Sunday, 23 May 2010

Rebound staves off the GFC Mark II

Rebound staves off the GFC Mark II

TIM COLEBATCH AND RICHARD WILLINGHAM
May 22, 2010

THE biggest fall on global financial markets since the panic of 2008 halted suddenly in Australia yesterday, raising hopes that markets might avoid a second catastrophic meltdown.

After a month of almost unbroken falls - more like free-fall over the past week - share prices and the Australian dollar rebounded strongly during yesterday's trading after opening sharply lower.
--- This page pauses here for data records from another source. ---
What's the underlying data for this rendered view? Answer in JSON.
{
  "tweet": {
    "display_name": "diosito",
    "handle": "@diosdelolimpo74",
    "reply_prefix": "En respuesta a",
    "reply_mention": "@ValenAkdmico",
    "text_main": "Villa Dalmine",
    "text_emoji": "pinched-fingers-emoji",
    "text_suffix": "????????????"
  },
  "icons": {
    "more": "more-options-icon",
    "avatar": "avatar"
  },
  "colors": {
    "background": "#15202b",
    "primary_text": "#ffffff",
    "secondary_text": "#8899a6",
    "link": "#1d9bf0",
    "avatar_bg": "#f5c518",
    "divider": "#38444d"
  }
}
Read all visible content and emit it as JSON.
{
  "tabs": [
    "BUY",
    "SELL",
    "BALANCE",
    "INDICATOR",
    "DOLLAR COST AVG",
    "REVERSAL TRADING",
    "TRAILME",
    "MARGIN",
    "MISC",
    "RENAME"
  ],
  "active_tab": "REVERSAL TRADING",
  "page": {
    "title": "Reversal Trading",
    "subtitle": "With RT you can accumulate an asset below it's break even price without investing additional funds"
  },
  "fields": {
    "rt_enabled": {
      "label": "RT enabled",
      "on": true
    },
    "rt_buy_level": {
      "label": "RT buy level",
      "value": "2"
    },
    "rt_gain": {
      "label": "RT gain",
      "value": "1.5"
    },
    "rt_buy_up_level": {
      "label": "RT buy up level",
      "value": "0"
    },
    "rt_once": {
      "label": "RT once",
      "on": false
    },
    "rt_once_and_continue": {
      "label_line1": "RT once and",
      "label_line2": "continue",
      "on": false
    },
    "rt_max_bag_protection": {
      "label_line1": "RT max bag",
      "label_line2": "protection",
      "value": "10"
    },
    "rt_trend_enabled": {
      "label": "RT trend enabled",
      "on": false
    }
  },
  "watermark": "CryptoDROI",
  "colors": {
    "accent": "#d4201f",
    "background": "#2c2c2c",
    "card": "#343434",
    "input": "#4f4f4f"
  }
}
In a roller-coaster day on the markets, the dollar fell, rose and fell again. Its journey took it from US80.73¢ in early trading to US83.65¢, then back to US82.69¢ by the evening.

On the stockmarket, the benchmark S&P/ASX200 index began 2.5 per cent down after Wall Street overnight suffered its biggest fall for more than a year, widely attributed to fears of a slump in Europe and a slowdown in China. But, unexpectedly, it began creeping back up, then the creep became a bound, and it ended up just 0.25 per cent lower at 4305.4.

But even after yesterday's bounce, it was a week that took us back to the panic of October 2008. Stock prices fell 6.6 per cent, wiping $90 billion off the market's value. The dollar plunged 7.3 per cent against the US dollar, and only slightly less on the Reserve Bank's broader index.

Analysts said the Aussie could drop below US80¢ next week if the market retreat continued but its long-term prospects were positive.

''We still think it can head lower from here,'' said Westpac currency strategist Jonathan Cavenagh. ''We think it can head into the 70s.''

Yesterday's rally was fuelled by a market rumour that the Reserve Bank was buying the currency. But the Reserve refused to confirm or deny this, and some suggested it was a correction after the rapid sell-off of recent days. But as analysts tried to make sense of it all, opinions differed not only on where the market will go next, but on what is driving the global retreat of investors away from stocks and risk and into the safety of bonds and the US dollar.

Trillions of dollars have been pulled out of stock markets the world over. Wall Street's benchmark index, the S&P500, fell 7.4 per cent in the past week. In Britain, the FTSE index was down 6.6 per cent, the same as Australia's, while Japan's Nikkei index fell 4.1 per cent.

Shadow treasurer Joe Hockey yesterday blamed the plunge partly on the government's proposed resource rent tax on mining. But Prime Minister Kevin Rudd emphasised the global falls, attributing them to ''a genuine crisis of confidence in Europe''.


In their gloom, the markets have ignored very strong growth figures and forecasts from Asia and the US. China's 12 per cent growth in the year to March has now been topped by Singapore (15.5 per cent) and Taiwan (13.3 per cent). In the US, the Fed is forecasting growth this year to be in the range of 3.2 to 3.7 per cent.

The 11 per cent plunge in the Australian dollar from its peak of US93.41¢ in mid-April will be good for the slow lane of our two-speed economy. For local manufacturers, tourism operators and farmers, it makes exporting more viable and profitable.

But imports will become more expensive, at least for the middlemen, and anyone travelling overseas will need more money.

The proposed resources tax appears to have been at most a marginal influence. The plunge in Australian stock prices over the past month has been similar to the fall in stock prices in the US.